I can hear the phone call now.

You:  Hello,  I wish to file a complaint!!

Internal affairs: "sigh" Yes?  What about?

You:  Theres a cop sitting in his car.

IA:  And What?

You:  Nothing,  he's just sitting in the car. Got his head down and is shifting lots of papers around. I'm watching him right now.

IA:  That's it?

You: Yes,  and he's out of his jurisdiction!

IA:  Okay,  but we can do that.  Anything else?

You:   I GOTTA KNOW WHAT HE"S DOING!!!

IA:  Sorry,  I don't know what he's doing either.  Have you tried asking him?  Have a nice day.

  I worked Internal Affairs for 5 years. Took more silly complaints that you'd ever believe.

 Everything from demonic messages in the car's license plates, to people that thought officer's should wear black ties to match the shoes instead of blue ties that match the shirt, or the classic, "officer's should not be allowed to eat or go to the bathroom on duty."

Others are:

Ford VS Chevy Patrol cars. (Related, HD's vs everything else for motors)

Officers wearing dental braces.

Use of road flares and orange traffic vests.

Officer's with tattoos, (demonic influence) wedding rings, (they're a weapon) and crosses on a necklace. (separation of church and state)

"NOEL" signs on desks at Christmas.

Gun manufacturer stickers on briefcases and such.

Female officers with short hair. Also, female officers with long hair.

Long sleeve shirts VS short sleeve shirts.

Helmets for motor officers are offensive.

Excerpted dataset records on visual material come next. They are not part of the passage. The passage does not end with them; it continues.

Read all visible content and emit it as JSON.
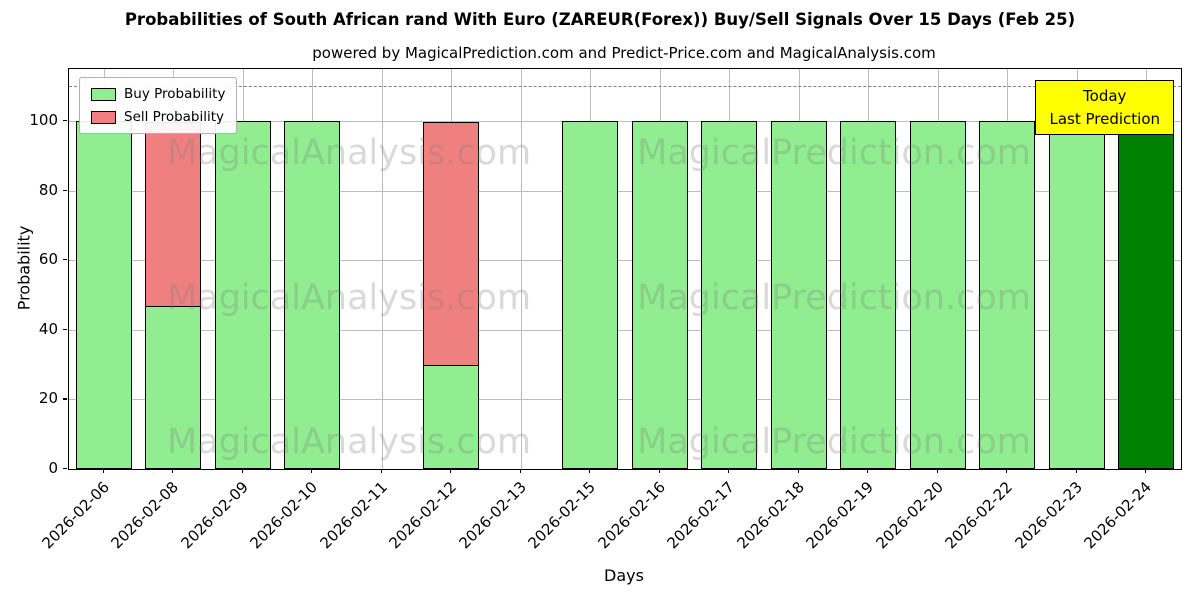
{
  "title": "Probabilities of South African rand With Euro (ZAREUR(Forex)) Buy/Sell Signals Over 15 Days (Feb 25)",
  "subtitle": "powered by MagicalPrediction.com and Predict-Price.com and MagicalAnalysis.com",
  "watermarks": [
    "MagicalAnalysis.com",
    "MagicalPrediction.com"
  ],
  "chart_data": {
    "type": "bar",
    "stacked": true,
    "title": "Probabilities of South African rand With Euro (ZAREUR(Forex)) Buy/Sell Signals Over 15 Days (Feb 25)",
    "xlabel": "Days",
    "ylabel": "Probability",
    "categories": [
      "2026-02-06",
      "2026-02-08",
      "2026-02-09",
      "2026-02-10",
      "2026-02-11",
      "2026-02-12",
      "2026-02-13",
      "2026-02-15",
      "2026-02-16",
      "2026-02-17",
      "2026-02-18",
      "2026-02-19",
      "2026-02-20",
      "2026-02-22",
      "2026-02-23",
      "2026-02-24"
    ],
    "series": [
      {
        "name": "Buy Probability",
        "color": "#90EE90",
        "values": [
          100,
          47,
          100,
          100,
          0,
          30,
          0,
          100,
          100,
          100,
          100,
          100,
          100,
          100,
          100,
          100
        ]
      },
      {
        "name": "Sell Probability",
        "color": "#F08080",
        "values": [
          0,
          53,
          0,
          0,
          0,
          70,
          0,
          0,
          0,
          0,
          0,
          0,
          0,
          0,
          0,
          0
        ]
      }
    ],
    "today": {
      "index": 15,
      "bar_color": "#008000",
      "box_color": "#FFFF00",
      "label_lines": [
        "Today",
        "Last Prediction"
      ]
    },
    "yticks": [
      0,
      20,
      40,
      60,
      80,
      100
    ],
    "ylim": [
      0,
      115
    ],
    "dashed_line_y": 110,
    "grid": true,
    "legend_position": "upper left"
  }
}
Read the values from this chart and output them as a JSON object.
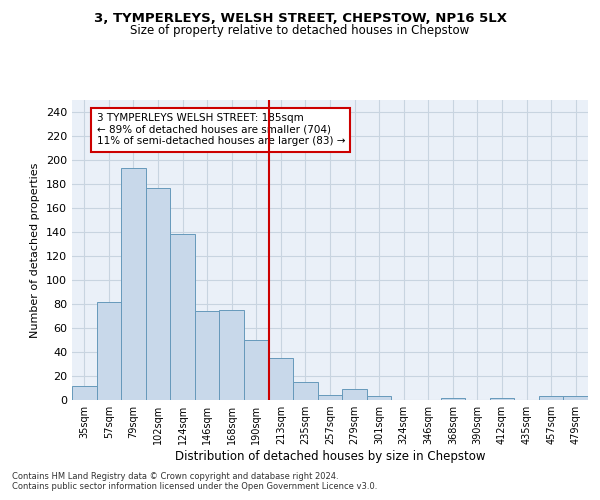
{
  "title1": "3, TYMPERLEYS, WELSH STREET, CHEPSTOW, NP16 5LX",
  "title2": "Size of property relative to detached houses in Chepstow",
  "xlabel": "Distribution of detached houses by size in Chepstow",
  "ylabel": "Number of detached properties",
  "bar_labels": [
    "35sqm",
    "57sqm",
    "79sqm",
    "102sqm",
    "124sqm",
    "146sqm",
    "168sqm",
    "190sqm",
    "213sqm",
    "235sqm",
    "257sqm",
    "279sqm",
    "301sqm",
    "324sqm",
    "346sqm",
    "368sqm",
    "390sqm",
    "412sqm",
    "435sqm",
    "457sqm",
    "479sqm"
  ],
  "bar_values": [
    12,
    82,
    193,
    177,
    138,
    74,
    75,
    50,
    35,
    15,
    4,
    9,
    3,
    0,
    0,
    2,
    0,
    2,
    0,
    3,
    3
  ],
  "bar_color": "#c8d8ea",
  "bar_edge_color": "#6699bb",
  "grid_color": "#c8d4e0",
  "bg_color": "#eaf0f8",
  "vline_x": 7.5,
  "vline_color": "#cc0000",
  "annotation_text": "3 TYMPERLEYS WELSH STREET: 185sqm\n← 89% of detached houses are smaller (704)\n11% of semi-detached houses are larger (83) →",
  "annotation_box_color": "#ffffff",
  "annotation_box_edge": "#cc0000",
  "ylim": [
    0,
    250
  ],
  "yticks": [
    0,
    20,
    40,
    60,
    80,
    100,
    120,
    140,
    160,
    180,
    200,
    220,
    240
  ],
  "footnote1": "Contains HM Land Registry data © Crown copyright and database right 2024.",
  "footnote2": "Contains public sector information licensed under the Open Government Licence v3.0."
}
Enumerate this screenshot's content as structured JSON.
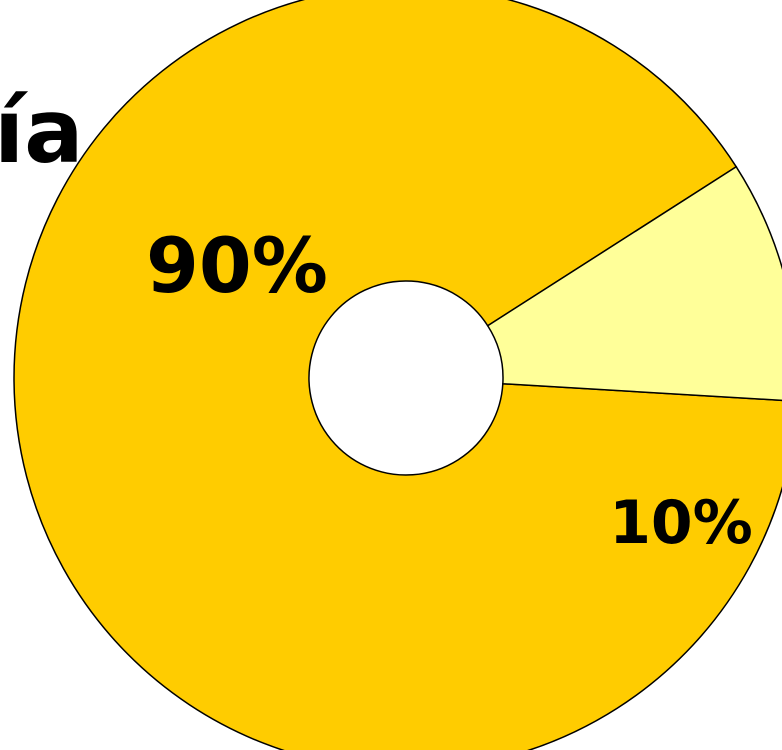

Officers should be issued lassos for control of armed subjects.

Hundreds of others.

I have been personally complained on for being too tall, wearing sunglasses, and laughing at the guy who lost a shot glass up his rear and then called 911. I have also been complained on by a woman for NOT writing her a ticket.

Then there are the firearm related complaints.
You should have seen the dustup when we switched some of the 870's from wood to synthetic speedfeed stocks.  
You'd think the world was ending.

(Aside,  I never met Jesus personally,  but I heard about him in the academy. I think he works Edward Sector)
Link Posted: 7/16/2002 12:49:20 PM EDT
[#2]

[B](Aside,  I never met Jesus personally,  but I heard about him in the academy. I think he works Edward Sector)[/B]

I knew you would be here sooner or later-!

[:D]

Link Posted: 7/16/2002 1:24:51 PM EDT
[#3]
My guess is he's looking after the construction site and doing paperwork at the same time.  

Cops are peple too!  Geez, just walk up and ask him (nicely, like you would any stranger) if there's been trouble lately because you've noticed him there.  

You live there so you certainly have a reason to ask that.  Most of the cops I've talked to like to bullsh!t as long as they aren't too busy.  You'll get a feel soon enough.

You might even make a friend, ask him if he likes to shoot.  Tell him that he looks good in that uniform and you like his bulging biceps...

OOops, got a little carried away there.  
Link Posted: 7/16/2002 3:25:43 PM EDT
[#4]
Quoted:
Unless you look like Pamela Anderson, Dont bother him. Theres nothing a cop hates more than to have someone talk to him while hes doing paperwork,taking a break, or trying to eat. If you come across a cop be polite, say hello, and go about your business. Theres nothing worse than when you have 10 minutes to eat and someone is giving you a hypothetical on a speeding ticket that they fought 5 years ago.

When you are a cop you attract attention wherever you go. You cant buy a soda without 20 people staring at you and always having in the back of your mind that one of these people may try to take your life. I know it comes along with a job but give a cop a break and give him his space.
View Quote


You heard the man you civilian pukes. Don't fuckin look sideways at a cop or he may think your trying to take his life.